On Monday, an unnamed Utah District Court employee pointed out the controversy in the holiday, with a voicemail recording that some didn’t find so funny.
If you called the jury duty line for the 3rd District court of West Jordan, a recording explained, “In honor of Christopher Columbus, the founder of the Trans-Atlantic Slave Trade, court will be closed on Monday, the 13th of October.”
A spokeswoman for the Utah State Courts said the court executive for the district was notified of the message Tuesday morning, and it is believed that an employee was acting on their own volition when they left it.
“The matter is being investigated and appropriate action will be taken.
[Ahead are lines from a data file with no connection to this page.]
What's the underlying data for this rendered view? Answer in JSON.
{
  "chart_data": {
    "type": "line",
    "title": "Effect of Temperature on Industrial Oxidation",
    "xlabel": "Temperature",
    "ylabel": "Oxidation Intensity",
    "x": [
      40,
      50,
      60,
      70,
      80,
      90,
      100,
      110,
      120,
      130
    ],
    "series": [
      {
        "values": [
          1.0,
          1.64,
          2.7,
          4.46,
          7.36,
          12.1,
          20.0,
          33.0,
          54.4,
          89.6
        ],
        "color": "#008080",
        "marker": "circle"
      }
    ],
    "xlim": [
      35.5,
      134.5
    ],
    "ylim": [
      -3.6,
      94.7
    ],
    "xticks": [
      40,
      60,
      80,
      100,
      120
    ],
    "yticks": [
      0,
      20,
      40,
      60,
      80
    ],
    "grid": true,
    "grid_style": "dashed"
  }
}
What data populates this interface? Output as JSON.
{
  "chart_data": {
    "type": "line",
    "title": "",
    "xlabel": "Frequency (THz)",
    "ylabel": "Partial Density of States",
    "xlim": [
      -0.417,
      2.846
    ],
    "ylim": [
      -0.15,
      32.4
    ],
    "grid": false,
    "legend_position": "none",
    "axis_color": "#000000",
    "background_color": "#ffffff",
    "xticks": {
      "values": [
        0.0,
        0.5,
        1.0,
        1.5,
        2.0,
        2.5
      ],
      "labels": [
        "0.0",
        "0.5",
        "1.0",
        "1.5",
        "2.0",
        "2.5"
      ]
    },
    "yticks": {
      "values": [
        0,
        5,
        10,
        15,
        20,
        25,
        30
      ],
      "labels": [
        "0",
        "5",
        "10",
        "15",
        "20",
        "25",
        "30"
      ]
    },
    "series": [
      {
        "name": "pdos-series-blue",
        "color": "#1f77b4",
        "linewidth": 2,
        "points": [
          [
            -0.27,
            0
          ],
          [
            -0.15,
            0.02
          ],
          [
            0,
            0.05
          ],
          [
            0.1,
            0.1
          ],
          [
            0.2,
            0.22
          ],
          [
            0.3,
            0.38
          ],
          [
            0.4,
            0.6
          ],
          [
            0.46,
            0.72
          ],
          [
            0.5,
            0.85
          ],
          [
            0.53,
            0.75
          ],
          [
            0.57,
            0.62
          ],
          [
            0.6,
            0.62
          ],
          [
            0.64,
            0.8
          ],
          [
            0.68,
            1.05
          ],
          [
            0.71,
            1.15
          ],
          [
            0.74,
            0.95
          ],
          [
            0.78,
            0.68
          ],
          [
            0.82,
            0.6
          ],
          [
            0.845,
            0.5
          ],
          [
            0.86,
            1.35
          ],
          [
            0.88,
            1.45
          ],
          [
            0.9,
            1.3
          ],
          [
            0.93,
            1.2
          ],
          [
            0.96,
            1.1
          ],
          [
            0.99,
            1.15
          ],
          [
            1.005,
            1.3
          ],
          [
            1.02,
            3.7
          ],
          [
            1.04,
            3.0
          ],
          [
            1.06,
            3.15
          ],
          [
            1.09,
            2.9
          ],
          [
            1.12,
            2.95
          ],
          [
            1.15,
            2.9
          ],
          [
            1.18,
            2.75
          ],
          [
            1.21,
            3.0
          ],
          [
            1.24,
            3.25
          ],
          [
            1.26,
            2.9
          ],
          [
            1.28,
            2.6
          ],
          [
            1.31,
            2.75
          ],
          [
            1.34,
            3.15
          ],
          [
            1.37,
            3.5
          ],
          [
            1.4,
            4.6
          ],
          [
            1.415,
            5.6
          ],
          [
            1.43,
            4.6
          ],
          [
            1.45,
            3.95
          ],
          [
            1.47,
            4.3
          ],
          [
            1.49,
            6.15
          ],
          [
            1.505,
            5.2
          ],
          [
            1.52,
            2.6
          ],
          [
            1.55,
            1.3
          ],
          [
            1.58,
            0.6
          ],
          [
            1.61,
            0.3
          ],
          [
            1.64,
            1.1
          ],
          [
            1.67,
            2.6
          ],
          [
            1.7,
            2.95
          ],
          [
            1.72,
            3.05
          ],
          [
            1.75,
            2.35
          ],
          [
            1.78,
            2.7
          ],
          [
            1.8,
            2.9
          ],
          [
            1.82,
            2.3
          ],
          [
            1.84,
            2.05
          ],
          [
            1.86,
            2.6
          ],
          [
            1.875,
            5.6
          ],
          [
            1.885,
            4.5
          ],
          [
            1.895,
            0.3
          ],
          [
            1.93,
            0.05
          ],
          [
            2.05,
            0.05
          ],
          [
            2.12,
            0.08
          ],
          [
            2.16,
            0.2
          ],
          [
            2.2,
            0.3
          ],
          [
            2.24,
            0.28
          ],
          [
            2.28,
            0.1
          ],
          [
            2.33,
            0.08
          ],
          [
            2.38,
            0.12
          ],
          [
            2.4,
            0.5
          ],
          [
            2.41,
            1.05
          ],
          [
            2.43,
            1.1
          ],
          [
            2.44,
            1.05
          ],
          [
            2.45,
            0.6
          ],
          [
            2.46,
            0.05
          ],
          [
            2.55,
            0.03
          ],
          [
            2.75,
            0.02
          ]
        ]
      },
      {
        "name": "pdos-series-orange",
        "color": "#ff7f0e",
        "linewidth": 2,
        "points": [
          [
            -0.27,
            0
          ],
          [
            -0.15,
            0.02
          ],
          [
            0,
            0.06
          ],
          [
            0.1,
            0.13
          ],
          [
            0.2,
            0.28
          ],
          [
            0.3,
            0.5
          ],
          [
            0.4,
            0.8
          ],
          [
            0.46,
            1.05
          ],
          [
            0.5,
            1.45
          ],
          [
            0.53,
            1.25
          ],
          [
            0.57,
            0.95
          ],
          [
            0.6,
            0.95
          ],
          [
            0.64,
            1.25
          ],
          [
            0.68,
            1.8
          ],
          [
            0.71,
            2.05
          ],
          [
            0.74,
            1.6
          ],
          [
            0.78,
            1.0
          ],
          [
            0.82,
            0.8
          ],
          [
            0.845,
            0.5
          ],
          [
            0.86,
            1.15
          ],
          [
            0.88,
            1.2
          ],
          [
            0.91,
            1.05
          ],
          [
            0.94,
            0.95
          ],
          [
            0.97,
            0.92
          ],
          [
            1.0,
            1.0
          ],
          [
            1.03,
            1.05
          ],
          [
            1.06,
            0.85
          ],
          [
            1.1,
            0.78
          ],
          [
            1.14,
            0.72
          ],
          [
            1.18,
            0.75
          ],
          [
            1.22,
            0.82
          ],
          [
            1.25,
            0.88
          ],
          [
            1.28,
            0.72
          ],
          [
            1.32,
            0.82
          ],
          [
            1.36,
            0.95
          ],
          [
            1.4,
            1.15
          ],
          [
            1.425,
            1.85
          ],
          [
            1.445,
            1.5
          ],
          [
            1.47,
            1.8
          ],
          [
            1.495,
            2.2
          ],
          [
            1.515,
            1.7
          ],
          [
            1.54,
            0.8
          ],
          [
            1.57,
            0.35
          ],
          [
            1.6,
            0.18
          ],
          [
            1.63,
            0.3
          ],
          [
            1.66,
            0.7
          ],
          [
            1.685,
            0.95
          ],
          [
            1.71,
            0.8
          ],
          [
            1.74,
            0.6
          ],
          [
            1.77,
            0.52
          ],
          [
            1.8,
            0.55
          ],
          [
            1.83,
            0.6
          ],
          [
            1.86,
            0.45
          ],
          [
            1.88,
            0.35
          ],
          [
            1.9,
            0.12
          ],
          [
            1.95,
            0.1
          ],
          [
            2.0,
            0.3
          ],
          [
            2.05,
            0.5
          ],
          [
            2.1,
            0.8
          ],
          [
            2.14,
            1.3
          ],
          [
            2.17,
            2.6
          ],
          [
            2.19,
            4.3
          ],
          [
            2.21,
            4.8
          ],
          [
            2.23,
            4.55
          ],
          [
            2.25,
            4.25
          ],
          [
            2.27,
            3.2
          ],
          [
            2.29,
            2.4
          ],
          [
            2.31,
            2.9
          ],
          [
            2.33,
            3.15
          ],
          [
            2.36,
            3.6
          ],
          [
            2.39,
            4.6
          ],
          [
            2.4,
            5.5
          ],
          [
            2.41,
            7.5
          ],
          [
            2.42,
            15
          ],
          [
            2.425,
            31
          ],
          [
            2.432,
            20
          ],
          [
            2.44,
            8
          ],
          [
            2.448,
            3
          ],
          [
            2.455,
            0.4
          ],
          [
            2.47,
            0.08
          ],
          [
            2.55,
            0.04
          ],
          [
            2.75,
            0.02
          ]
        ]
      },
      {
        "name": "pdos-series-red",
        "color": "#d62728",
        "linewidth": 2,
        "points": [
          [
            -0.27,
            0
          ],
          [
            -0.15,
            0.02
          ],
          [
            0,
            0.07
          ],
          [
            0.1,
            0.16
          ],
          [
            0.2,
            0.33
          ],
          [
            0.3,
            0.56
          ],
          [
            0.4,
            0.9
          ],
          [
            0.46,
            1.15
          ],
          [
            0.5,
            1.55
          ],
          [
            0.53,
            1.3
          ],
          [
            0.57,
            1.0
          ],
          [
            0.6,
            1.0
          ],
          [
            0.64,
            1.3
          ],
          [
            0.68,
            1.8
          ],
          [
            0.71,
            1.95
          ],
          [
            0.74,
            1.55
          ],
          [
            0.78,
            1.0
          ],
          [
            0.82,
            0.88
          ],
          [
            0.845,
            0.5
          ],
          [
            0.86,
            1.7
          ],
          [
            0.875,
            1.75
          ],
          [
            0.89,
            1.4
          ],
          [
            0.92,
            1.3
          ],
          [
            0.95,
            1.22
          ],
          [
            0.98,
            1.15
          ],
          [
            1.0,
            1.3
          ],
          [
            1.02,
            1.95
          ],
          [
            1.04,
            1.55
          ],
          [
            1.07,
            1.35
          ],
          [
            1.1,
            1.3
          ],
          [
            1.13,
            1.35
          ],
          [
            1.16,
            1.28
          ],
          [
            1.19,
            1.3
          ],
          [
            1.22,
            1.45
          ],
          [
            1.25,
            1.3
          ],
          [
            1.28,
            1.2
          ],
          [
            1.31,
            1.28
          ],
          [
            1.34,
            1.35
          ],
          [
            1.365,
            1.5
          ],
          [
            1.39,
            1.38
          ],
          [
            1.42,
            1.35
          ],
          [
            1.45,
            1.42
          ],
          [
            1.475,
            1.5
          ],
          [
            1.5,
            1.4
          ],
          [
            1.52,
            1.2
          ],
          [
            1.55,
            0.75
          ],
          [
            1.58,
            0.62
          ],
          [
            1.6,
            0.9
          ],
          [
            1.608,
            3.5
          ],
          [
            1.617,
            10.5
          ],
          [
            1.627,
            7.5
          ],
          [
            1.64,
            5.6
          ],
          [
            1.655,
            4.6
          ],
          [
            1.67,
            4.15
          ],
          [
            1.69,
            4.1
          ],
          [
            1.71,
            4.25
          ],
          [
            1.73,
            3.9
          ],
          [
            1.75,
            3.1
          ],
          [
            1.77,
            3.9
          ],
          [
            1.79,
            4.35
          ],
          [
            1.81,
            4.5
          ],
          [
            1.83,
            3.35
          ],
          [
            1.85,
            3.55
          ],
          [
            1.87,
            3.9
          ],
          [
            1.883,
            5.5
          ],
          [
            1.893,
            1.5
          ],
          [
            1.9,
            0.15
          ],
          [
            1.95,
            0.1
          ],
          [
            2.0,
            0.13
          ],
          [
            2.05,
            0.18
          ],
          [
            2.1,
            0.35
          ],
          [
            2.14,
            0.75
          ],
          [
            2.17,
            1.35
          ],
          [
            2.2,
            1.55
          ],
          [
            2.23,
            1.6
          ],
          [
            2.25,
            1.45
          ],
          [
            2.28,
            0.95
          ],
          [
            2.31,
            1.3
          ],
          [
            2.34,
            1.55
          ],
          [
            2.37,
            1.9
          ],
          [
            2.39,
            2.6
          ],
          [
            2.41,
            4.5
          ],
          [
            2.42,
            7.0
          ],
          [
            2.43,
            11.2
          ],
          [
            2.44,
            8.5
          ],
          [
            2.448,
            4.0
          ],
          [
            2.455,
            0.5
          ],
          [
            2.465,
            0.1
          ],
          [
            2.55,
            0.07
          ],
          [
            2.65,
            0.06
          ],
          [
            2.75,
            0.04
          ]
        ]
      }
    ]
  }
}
We apologize to those who may have been offended by the message and assure the public it does not represent how the court does business,” said court communications director, Nancy Volmer.
But the message got a different response from one member of Utah’s Native American community.
“I would add to it not only the Trans-Atlantic Slave Trade, but also the slave trade here in America,” said Lamar Spotted Elk, vice principal at Jackson Elementary School in Rose Park.
As a member of the Northern Cheyenne Tribe, for him, the holiday does not accurately convey the day’s controversial past to students in the future.
“I think there is a cognitive dissonance that occurs in our society when we heroify him, when we have a celebration,” said Spotted Elk. “In America, where a big value is justice and truth, and when we don’t consider what Columbus has done and we don’t consider the impact and the actual actions that he did, I think it does a big disservice not only to our students and our schools, but also to the public.”
While Volmer said West Jordan’s line was the only one with such a message, Spotted Elk believes it’s an important message for people to hear.
“I think it provides a good context to talk about something,” he said. “I think there’s some validation and some affirmation for American Indians to hear someone understand.”